Typography Checklist
Practical typography checklists for landing pages, dashboards, blogs, portfolios, design systems, and brand projects.
Typography quality is easier to verify than to invent. These checklists give you a repeatable audit process for common project types. Run through the relevant list before handoff, launch, or design review — checking items systematically catches issues that casual review misses.
Universal Checks (Every Project)
Before diving into project-specific lists, verify these fundamentals apply everywhere:
Typeface Selection
- [ ] No more than two typeface families in use (three if mono is required)
- [ ] All fonts are licensed and loaded with
font-display: swap - [ ] Fallback fonts match primary metrics to prevent layout shift
Scale and Hierarchy
- [ ] A defined type scale exists with 6–10 steps maximum
- [ ] Heading levels map to distinct scale steps with at least 1.25× contrast between tiers
- [ ] Body text is at least 16px (14px minimum for dense UI with high contrast)

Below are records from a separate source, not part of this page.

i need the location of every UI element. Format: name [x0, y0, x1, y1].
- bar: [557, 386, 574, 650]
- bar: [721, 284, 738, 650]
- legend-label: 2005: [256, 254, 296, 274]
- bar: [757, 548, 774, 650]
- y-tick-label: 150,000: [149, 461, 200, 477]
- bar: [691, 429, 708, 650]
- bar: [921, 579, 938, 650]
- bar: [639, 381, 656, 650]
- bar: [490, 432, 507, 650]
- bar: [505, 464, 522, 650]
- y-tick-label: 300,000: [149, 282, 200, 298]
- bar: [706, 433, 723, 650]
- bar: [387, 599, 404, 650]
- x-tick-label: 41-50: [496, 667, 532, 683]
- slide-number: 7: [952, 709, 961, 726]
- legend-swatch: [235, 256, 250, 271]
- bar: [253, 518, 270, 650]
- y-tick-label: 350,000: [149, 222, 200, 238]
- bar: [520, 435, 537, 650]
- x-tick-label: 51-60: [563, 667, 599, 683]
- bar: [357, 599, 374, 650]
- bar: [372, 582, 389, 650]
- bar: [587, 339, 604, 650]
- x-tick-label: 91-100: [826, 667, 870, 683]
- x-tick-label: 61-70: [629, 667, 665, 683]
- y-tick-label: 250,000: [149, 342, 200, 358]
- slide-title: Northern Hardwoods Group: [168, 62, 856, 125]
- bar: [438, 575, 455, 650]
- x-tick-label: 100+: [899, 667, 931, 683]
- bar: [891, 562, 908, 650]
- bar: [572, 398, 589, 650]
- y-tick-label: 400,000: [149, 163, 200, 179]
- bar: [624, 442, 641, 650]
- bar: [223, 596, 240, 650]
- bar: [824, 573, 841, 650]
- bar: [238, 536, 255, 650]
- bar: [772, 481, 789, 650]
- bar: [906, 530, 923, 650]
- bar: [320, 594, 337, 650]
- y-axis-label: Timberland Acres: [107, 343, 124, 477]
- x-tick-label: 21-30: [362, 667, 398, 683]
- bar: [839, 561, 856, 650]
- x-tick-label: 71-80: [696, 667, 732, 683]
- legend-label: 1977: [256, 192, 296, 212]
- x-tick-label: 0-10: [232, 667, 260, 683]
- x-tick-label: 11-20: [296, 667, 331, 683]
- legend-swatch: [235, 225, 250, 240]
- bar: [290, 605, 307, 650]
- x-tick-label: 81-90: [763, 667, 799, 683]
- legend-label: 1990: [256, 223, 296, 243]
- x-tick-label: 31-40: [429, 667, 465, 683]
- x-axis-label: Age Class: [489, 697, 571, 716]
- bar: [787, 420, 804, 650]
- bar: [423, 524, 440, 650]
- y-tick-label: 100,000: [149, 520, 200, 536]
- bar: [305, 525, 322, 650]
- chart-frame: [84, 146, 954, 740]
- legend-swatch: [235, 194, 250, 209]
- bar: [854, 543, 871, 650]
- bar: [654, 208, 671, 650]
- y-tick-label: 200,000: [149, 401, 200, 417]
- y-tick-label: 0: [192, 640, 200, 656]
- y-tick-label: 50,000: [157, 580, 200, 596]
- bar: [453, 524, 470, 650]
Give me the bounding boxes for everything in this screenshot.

- [ ] No more than three typographic levels visible in any single viewport section
Spacing, Accessibility, and Responsive
- [ ] Body line height is 1.4–1.7; heading line height is 1.1–1.3
- [ ] All text meets WCAG AA contrast; readable at 200% zoom
- [ ] Line length stays between 45–75 characters on reading content
- [ ] Font sizes adjust across breakpoints; button text is minimum 14px
Landing Pages
Landing pages need immediate hierarchy — visitors decide in seconds whether to stay. Typography must guide the eye from headline to value proposition to call-to-action.
Hero and Content
- [ ] Headline is 2.5–4× body size, no more than two lines on desktop
- [ ] Subheadline and CTA are visually subordinate but scannable (14px minimum on buttons)

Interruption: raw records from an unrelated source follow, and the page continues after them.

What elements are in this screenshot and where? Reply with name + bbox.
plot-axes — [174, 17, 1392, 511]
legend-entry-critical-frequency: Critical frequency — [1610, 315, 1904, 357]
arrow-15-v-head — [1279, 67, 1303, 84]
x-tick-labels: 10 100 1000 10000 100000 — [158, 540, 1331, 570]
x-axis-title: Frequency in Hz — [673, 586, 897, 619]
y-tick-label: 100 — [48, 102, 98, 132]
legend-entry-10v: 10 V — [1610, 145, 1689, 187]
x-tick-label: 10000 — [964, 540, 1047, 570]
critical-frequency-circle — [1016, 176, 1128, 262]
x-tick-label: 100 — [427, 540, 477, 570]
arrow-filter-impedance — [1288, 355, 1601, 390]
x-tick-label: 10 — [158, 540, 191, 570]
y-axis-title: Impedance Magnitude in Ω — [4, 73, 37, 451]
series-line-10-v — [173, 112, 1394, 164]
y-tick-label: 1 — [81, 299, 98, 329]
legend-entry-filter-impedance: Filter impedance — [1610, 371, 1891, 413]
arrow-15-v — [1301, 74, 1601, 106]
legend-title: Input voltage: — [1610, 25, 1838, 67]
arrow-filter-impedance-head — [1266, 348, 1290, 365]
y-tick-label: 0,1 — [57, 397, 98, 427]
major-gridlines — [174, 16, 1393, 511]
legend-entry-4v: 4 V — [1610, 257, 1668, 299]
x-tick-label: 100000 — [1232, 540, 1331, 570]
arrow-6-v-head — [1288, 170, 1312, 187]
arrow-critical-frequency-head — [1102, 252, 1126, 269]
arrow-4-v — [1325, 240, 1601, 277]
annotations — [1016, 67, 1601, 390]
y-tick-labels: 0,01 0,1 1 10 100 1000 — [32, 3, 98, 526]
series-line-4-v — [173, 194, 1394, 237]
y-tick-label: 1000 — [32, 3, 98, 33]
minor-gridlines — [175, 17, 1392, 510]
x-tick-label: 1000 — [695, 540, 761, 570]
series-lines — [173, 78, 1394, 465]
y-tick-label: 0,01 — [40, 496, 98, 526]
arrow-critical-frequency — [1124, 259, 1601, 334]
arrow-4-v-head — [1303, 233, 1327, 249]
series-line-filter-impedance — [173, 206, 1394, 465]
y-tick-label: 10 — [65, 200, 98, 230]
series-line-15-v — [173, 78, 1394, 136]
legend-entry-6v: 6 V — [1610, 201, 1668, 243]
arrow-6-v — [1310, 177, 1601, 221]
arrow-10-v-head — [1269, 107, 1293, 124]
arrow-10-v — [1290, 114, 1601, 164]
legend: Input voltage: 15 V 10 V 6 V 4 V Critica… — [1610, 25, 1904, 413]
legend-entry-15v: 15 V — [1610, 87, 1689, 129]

- [ ] Hero text contrast against background passes WCAG AA
- [ ] Section headings, testimonials, and statistics use distinct typographic treatment
- [ ] Form labels, error messages, and pricing tiers use typography — not just color — for hierarchy
Dashboards and Data Interfaces
Dashboards prioritize density and scannability over reading comfort. Typography must organize data without overwhelming the user.

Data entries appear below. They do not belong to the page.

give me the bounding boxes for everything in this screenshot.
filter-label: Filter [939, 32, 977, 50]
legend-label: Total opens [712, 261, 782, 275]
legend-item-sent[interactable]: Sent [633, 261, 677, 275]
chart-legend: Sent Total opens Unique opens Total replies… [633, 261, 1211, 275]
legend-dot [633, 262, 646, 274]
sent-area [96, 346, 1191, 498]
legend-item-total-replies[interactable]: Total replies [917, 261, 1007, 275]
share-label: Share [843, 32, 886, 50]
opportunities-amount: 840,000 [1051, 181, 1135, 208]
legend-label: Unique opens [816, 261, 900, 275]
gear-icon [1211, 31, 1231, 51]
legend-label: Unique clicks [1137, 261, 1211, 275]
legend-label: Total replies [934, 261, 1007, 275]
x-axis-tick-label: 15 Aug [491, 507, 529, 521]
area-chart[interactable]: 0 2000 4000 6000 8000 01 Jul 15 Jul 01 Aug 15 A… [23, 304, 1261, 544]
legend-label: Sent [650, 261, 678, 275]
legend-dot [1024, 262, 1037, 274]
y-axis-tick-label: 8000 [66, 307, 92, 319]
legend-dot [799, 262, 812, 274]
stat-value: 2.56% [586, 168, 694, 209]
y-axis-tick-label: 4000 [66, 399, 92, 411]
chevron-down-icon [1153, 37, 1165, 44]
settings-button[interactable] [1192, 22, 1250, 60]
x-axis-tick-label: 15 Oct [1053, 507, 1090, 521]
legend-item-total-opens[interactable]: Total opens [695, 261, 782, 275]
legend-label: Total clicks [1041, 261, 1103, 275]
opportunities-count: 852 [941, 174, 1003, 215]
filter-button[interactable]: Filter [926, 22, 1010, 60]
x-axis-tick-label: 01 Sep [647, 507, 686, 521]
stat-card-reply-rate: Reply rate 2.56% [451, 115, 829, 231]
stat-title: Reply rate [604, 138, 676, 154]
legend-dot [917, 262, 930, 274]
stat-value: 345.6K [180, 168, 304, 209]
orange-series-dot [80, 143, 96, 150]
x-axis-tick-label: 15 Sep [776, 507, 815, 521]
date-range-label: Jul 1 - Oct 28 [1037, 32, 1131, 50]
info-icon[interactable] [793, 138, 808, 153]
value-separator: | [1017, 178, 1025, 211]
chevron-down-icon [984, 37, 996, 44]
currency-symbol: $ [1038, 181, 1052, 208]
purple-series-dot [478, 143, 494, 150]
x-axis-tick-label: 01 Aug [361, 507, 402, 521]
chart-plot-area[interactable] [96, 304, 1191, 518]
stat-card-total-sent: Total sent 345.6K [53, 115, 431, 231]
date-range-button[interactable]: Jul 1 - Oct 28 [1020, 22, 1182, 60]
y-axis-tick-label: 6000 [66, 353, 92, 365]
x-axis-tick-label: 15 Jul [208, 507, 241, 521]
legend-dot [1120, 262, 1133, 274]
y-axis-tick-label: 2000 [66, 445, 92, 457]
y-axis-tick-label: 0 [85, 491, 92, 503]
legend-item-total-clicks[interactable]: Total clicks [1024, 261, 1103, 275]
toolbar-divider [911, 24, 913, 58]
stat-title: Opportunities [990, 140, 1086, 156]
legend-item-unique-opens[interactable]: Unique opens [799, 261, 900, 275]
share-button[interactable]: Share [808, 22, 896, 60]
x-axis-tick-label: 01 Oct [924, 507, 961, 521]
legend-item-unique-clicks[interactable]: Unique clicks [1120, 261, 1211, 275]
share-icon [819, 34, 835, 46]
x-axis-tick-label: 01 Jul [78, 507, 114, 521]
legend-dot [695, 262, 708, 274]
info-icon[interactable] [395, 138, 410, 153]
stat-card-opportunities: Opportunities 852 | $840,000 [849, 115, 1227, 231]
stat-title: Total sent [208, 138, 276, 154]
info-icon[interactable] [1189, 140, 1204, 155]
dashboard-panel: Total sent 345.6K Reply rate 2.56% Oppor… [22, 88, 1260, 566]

- [ ] Page title, section headers, and data labels use three distinct levels
- [ ] Table headers, numeric data (tabular figures), and status labels are styled consistently
- [ ] Base UI text is 13–14px with minimum 1.4 line height
- [ ] Monospace is used for IDs and code — not mixed with sans in the same column
- [ ] Navigation, breadcrumbs, and tooltips are distinguishable by more than color alone
Blogs and Long-Form Content
Reading experiences demand comfort over density. Typography should disappear — readers focus on ideas, not letterforms.
- [ ] Body text is 17–21px desktop / 16–18px mobile with 1.5–1.65 line height
- [ ] Content width is constrained to 45–75 characters (
max-width: 65ch) - [ ] H1 once per page; H2/H3 create a scannable outline
- [ ] Pull quotes, captions, and metadata are visually distinct from body text
- [ ] A reading-optimized face is used — not the same 14px UI settings as dashboards
Portfolios and Creative Sites
Portfolio sites use typography as expression. The rules relax, but intentionality matters more, not less.
- [ ] Display typeface reflects brand identity; body text stays readable (16px minimum, 1.5 leading)
- [ ] Project titles are scannable; case study body follows long-form guidelines
- [ ] Image overlays and animated text maintain contrast at all viewport sizes
- [ ] Bio, contact, and metadata are styled consistently across all pages
Design Systems
Design system typography must be tokenized, documented, and enforced. Ad-hoc styling undermines the entire system.
- [ ] Primitive and semantic tokens exist for all five typography dimensions
- [ ] Tokens match between code (CSS/Tailwind) and design (Figma variables)
- [ ] Every text style has a name, example, usage guideline, and accessibility notes
- [ ] Linting flags hard-coded font sizes; new styles require system team approval
Brand Projects
Brand typography establishes recognition and trust across every touchpoint — web, print, social, and environmental.
- [ ] Primary and secondary typefaces reflect brand personality and are licensed for all media
- [ ] Minimum/maximum sizes, approved weights, and color pairings are documented with contrast ratios
- [ ] Incorrect usage examples and co-branding rules are included in guidelines
- [ ] Templates exist for web, email, social, and print; vendors receive font files and rules
Pre-Launch Final Pass
Regardless of project type, run this five-minute final check before any public release:
- Zoom to 200% — does everything remain readable and properly spaced?
- Squint test — can you identify heading levels without reading the text?
- Font count — are you using more typefaces than intended?
- Contrast scan — does any text fail against its background?
- Mobile check — does typography work on the smallest supported viewport?
- Real content test — replace placeholder text with actual copy and re-evaluate
Typography checklists do not replace judgment — they ensure judgment is applied consistently. Keep these lists accessible, update them as your team learns, and treat typography review with the same rigor you apply to functionality and performance.